At this point, you may change the name of any of the columns for when they are imported into Curiosity. The value from the header row is shown to the left of the text box for reference and this header row value is the default text in the editable text box. If you are happy with the header row values as column names then you do not need to edit any of them.
When you import data that does not have a header row then the column names will be pre-populated with names such as "Column_1". In this case, it will make sense to edit all of them so that they are descriptive. Also note that in this case, no assumption is made about columns to keep (they all default to "Ignore") or which column may be the key column (when there is a header row, it is presumed that the first column contains a unique identifier).
Finally, enter a name for "Node Type" (in the text box above the field mapping rows) and click "Import".
A successful import will display a popup, showing what was loaded:
When you close this popup, you will be taken to the Data Hub view of the new node type where you may customize the appearance of the node type, specify what fields will be searchable and much more.
Note: Creating a node type in this manner will result in all of the fields being classified as strings. This limits some of the filtering functionality within Curiosity and so it is often better to define a schema first and then import data from text content into that pre-defined node type (see the Data Hub article for more details on defining schemas and see the next section for information on importing data into them).

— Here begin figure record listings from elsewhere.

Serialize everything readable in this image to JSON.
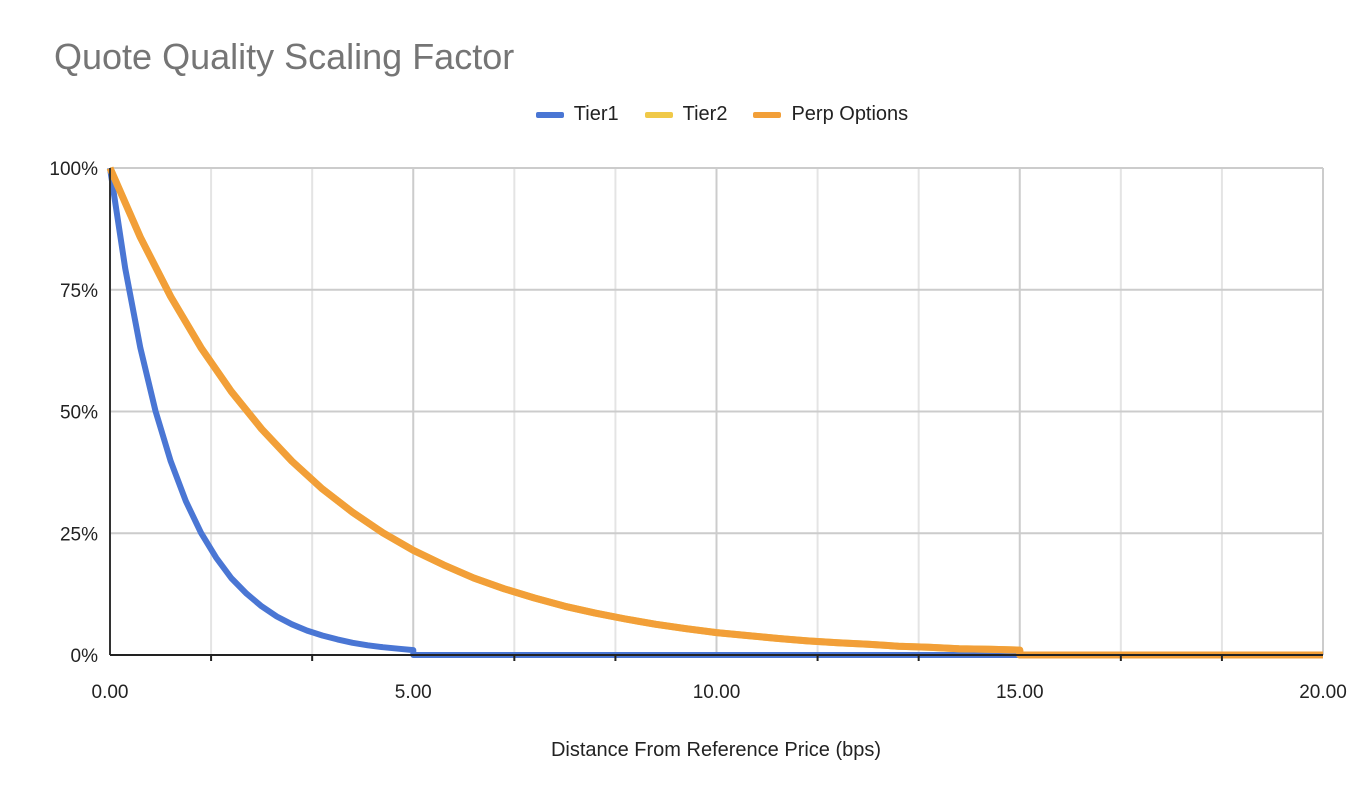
{
  "chart_data": {
    "type": "line",
    "title": "Quote Quality Scaling Factor",
    "xlabel": "Distance From Reference Price (bps)",
    "ylabel": "",
    "xlim": [
      0,
      20
    ],
    "ylim": [
      0,
      100
    ],
    "x_ticks": [
      "0.00",
      "5.00",
      "10.00",
      "15.00",
      "20.00"
    ],
    "y_ticks": [
      "0%",
      "25%",
      "50%",
      "75%",
      "100%"
    ],
    "grid": true,
    "legend": "top-center",
    "series": [
      {
        "name": "Tier1",
        "color": "#4a76d4",
        "points": [
          [
            0,
            100
          ],
          [
            0.25,
            79.4
          ],
          [
            0.5,
            63.1
          ],
          [
            0.75,
            50.1
          ],
          [
            1,
            39.8
          ],
          [
            1.25,
            31.6
          ],
          [
            1.5,
            25.1
          ],
          [
            1.75,
            20.0
          ],
          [
            2,
            15.8
          ],
          [
            2.25,
            12.6
          ],
          [
            2.5,
            10.0
          ],
          [
            2.75,
            7.9
          ],
          [
            3,
            6.3
          ],
          [
            3.25,
            5.0
          ],
          [
            3.5,
            4.0
          ],
          [
            3.75,
            3.2
          ],
          [
            4,
            2.5
          ],
          [
            4.25,
            2.0
          ],
          [
            4.5,
            1.6
          ],
          [
            4.75,
            1.3
          ],
          [
            5,
            1.0
          ],
          [
            5,
            0
          ],
          [
            20,
            0
          ]
        ]
      },
      {
        "name": "Tier2",
        "color": "#f0c948",
        "points": [
          [
            0,
            100
          ],
          [
            0.5,
            85.8
          ],
          [
            1,
            73.6
          ],
          [
            1.5,
            63.1
          ],
          [
            2,
            54.1
          ],
          [
            2.5,
            46.4
          ],
          [
            3,
            39.8
          ],
          [
            3.5,
            34.1
          ],
          [
            4,
            29.3
          ],
          [
            4.5,
            25.1
          ],
          [
            5,
            21.5
          ],
          [
            5.5,
            18.5
          ],
          [
            6,
            15.8
          ],
          [
            6.5,
            13.6
          ],
          [
            7,
            11.7
          ],
          [
            7.5,
            10.0
          ],
          [
            8,
            8.6
          ],
          [
            8.5,
            7.4
          ],
          [
            9,
            6.3
          ],
          [
            9.5,
            5.4
          ],
          [
            10,
            4.6
          ],
          [
            10.5,
            4.0
          ],
          [
            11,
            3.4
          ],
          [
            11.5,
            2.9
          ],
          [
            12,
            2.5
          ],
          [
            12.5,
            2.2
          ],
          [
            13,
            1.8
          ],
          [
            13.5,
            1.6
          ],
          [
            14,
            1.3
          ],
          [
            14.5,
            1.2
          ],
          [
            15,
            1.0
          ],
          [
            15,
            0
          ],
          [
            20,
            0
          ]
        ]
      },
      {
        "name": "Perp Options",
        "color": "#f29f38",
        "points": [
          [
            0,
            100
          ],
          [
            0.5,
            85.8
          ],
          [
            1,
            73.6
          ],
          [
            1.5,
            63.1
          ],
          [
            2,
            54.1
          ],
          [
            2.5,
            46.4
          ],
          [
            3,
            39.8
          ],
          [
            3.5,
            34.1
          ],
          [
            4,
            29.3
          ],
          [
            4.5,
            25.1
          ],
          [
            5,
            21.5
          ],
          [
            5.5,
            18.5
          ],
          [
            6,
            15.8
          ],
          [
            6.5,
            13.6
          ],
          [
            7,
            11.7
          ],
          [
            7.5,
            10.0
          ],
          [
            8,
            8.6
          ],
          [
            8.5,
            7.4
          ],
          [
            9,
            6.3
          ],
          [
            9.5,
            5.4
          ],
          [
            10,
            4.6
          ],
          [
            10.5,
            4.0
          ],
          [
            11,
            3.4
          ],
          [
            11.5,
            2.9
          ],
          [
            12,
            2.5
          ],
          [
            12.5,
            2.2
          ],
          [
            13,
            1.8
          ],
          [
            13.5,
            1.6
          ],
          [
            14,
            1.3
          ],
          [
            14.5,
            1.2
          ],
          [
            15,
            1.0
          ],
          [
            15,
            0
          ],
          [
            20,
            0
          ]
        ]
      }
    ]
  }
}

Ingesting text data into an existing node type
If there is already a node type defined that you wish to import new data into, there are two ways that you can do so.
1. Data Hub / Import Data
This is a very similar process to that outlined in the previous section.

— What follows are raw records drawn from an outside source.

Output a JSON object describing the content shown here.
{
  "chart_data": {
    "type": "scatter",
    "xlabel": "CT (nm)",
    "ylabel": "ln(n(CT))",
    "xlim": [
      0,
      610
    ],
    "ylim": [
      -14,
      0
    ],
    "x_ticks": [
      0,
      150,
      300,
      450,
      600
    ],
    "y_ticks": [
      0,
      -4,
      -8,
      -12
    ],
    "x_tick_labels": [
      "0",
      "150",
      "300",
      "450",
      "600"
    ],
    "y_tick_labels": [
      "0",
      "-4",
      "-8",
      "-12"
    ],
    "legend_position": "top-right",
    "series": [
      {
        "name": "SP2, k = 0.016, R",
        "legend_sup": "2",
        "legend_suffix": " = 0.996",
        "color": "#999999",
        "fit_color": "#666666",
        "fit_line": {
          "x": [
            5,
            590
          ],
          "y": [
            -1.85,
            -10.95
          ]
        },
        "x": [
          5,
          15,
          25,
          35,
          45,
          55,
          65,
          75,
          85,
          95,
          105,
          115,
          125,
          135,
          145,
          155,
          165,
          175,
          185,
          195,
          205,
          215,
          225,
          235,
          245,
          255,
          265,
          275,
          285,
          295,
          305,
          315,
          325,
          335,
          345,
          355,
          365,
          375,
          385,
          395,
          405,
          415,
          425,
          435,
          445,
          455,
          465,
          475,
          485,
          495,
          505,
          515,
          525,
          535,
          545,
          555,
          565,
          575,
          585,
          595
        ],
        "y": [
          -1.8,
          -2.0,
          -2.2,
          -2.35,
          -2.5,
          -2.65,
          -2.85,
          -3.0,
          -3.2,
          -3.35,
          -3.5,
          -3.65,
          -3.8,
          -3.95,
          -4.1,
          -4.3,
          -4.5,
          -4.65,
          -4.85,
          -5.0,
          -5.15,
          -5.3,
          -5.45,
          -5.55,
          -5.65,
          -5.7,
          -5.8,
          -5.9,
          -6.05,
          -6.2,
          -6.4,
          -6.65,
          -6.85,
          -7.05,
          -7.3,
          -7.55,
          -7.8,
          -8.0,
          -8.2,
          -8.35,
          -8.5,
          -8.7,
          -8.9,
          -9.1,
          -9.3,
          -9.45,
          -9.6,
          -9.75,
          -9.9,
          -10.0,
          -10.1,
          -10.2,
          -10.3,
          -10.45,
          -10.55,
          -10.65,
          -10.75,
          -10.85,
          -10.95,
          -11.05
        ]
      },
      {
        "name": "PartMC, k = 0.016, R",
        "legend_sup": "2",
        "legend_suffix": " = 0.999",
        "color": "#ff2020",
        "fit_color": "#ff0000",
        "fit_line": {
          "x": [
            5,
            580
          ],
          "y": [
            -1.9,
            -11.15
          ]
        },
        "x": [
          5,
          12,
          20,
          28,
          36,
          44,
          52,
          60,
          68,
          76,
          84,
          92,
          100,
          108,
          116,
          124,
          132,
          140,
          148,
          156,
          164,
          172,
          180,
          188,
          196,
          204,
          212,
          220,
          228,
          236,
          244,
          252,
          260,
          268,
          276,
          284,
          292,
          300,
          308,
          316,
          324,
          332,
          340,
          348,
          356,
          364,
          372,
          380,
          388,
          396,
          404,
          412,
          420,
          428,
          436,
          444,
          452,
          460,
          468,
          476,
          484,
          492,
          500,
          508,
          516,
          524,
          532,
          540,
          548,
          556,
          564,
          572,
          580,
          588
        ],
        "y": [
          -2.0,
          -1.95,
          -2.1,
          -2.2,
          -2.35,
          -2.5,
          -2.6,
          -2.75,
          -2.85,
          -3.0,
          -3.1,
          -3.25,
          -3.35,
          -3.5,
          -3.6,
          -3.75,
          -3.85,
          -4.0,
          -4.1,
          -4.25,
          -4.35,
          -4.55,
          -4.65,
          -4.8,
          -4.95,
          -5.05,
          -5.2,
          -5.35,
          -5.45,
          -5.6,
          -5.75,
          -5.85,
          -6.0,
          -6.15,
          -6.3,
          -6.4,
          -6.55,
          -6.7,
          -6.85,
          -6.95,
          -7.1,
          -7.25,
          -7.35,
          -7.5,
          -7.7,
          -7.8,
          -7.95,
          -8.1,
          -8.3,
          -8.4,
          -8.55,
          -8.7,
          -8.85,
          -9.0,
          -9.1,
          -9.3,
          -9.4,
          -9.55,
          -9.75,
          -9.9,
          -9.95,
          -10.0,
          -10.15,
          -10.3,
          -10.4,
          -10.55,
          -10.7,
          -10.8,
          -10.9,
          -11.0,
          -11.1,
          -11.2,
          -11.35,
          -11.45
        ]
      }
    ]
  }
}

Change the "Import as" drop down selection from "Create new" to the name of an existing node type.
This replaces the editable field name text boxes with drop down lists of fields for the target node type, allowing you to map the column names in the text data to the field names in the node type. Each target field will
Any columns in the text data that you do not want to map to the node type can be set to "Ignore", rather than "Keep".

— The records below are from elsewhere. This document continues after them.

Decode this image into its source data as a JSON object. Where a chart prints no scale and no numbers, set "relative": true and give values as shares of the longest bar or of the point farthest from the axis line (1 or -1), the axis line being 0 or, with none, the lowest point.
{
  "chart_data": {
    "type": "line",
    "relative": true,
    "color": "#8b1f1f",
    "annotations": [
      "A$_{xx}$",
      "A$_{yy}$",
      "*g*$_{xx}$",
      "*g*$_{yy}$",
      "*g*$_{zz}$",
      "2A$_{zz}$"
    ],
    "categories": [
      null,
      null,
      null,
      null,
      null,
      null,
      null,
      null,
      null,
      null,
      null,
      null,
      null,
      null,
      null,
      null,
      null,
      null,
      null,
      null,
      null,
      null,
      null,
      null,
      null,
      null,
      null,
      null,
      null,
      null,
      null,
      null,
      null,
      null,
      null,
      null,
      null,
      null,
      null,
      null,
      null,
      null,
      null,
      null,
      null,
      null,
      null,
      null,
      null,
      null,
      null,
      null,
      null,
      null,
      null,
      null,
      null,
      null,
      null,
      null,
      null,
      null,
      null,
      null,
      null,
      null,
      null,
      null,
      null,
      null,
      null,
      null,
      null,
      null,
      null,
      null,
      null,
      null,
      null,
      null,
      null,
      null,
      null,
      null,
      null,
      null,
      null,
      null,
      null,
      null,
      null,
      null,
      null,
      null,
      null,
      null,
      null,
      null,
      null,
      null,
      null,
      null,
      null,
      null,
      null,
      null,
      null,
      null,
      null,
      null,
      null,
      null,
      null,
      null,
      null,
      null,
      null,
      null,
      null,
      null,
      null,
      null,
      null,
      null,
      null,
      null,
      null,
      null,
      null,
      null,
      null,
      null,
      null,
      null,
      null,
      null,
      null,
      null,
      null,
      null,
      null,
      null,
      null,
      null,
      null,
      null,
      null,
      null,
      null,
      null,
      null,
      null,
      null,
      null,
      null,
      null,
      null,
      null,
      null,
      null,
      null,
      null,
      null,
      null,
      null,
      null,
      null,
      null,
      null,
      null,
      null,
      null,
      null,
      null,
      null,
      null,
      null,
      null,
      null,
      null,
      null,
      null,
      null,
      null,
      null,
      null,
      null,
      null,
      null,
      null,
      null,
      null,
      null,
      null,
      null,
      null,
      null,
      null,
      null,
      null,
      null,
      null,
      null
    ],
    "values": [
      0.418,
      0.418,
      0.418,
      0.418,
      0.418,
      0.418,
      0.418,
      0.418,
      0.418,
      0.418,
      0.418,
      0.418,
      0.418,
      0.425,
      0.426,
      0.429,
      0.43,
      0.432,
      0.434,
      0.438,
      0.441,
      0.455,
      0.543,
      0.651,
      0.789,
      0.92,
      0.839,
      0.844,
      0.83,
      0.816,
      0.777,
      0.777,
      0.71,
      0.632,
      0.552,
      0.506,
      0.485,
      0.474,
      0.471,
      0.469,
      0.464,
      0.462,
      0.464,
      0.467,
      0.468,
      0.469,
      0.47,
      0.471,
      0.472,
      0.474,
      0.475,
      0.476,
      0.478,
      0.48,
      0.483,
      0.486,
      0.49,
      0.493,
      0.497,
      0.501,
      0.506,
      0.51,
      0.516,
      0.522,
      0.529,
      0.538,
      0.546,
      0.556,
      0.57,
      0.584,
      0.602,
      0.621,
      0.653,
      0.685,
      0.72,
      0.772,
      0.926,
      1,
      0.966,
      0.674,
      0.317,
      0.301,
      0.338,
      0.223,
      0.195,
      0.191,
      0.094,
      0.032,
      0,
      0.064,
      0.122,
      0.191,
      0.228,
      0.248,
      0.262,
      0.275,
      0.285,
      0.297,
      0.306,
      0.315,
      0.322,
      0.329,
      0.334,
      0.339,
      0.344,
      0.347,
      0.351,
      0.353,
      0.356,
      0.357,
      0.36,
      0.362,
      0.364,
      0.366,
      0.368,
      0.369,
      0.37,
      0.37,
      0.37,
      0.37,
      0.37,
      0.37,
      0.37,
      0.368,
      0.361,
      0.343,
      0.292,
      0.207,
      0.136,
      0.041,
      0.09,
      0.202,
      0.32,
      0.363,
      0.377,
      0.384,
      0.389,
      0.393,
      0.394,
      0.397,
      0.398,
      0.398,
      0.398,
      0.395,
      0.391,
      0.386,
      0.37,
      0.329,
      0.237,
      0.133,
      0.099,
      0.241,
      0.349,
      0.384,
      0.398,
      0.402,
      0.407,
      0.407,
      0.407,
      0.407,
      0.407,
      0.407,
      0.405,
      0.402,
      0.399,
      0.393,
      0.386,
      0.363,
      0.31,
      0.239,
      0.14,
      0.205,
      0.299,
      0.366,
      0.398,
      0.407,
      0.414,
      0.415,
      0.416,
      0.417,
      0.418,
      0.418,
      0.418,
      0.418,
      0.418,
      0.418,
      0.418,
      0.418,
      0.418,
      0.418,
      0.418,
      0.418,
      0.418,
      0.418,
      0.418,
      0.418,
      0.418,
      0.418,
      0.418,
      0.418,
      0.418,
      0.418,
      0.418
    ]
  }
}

Note that the "Key" check boxes also disappear in this view as the Key field for the target schema has already been set and can not be changed.
Note: The import process in the previous section resulted in a schema where every field was a string and so any value was valid. When importing into an existing schema, so fields may not be string values (they may be whole or fractional numbers or they may be boolean values, for example) and it's important that the text data column values are in the correct format for fields that are of a type other than "string". If there are any rows that do not have data in the right format then it will not be possible to import them, you have two options for handling importing data that contains invalid rows:
- Import all of the rows except for the invalid ones—to do this, leave the "Ignore errors" option at its default value of "Ignore all errors". When the import is complete, if there was at least one successfully-imported row then you will be shown a popup that lists the newly-imported items. If you close this popup then, behind it, you will see another popup listing which rows were found to be invalid. If there were no successfully imported rows then it will go immediately to this error list popup.
- Import all valid rows up until the first invalid one—to do this, change the "Ignore errors" option to "Stop on first error". As above, if any rows were successfully imported then these will be displayed in an popup that lists the new items, behind which there will be a popup listing the first error that was encountered.
2. Data Hub / Select Data Type / Import
This is also very similar to the steps described in the previous sections.
Go to the Data Hub and then click on the name of the node type that you wish to import into. Click Import at the top of the left hand side menu:
The only difference is that there is no "Import as" drop down because the target node type has already been selected.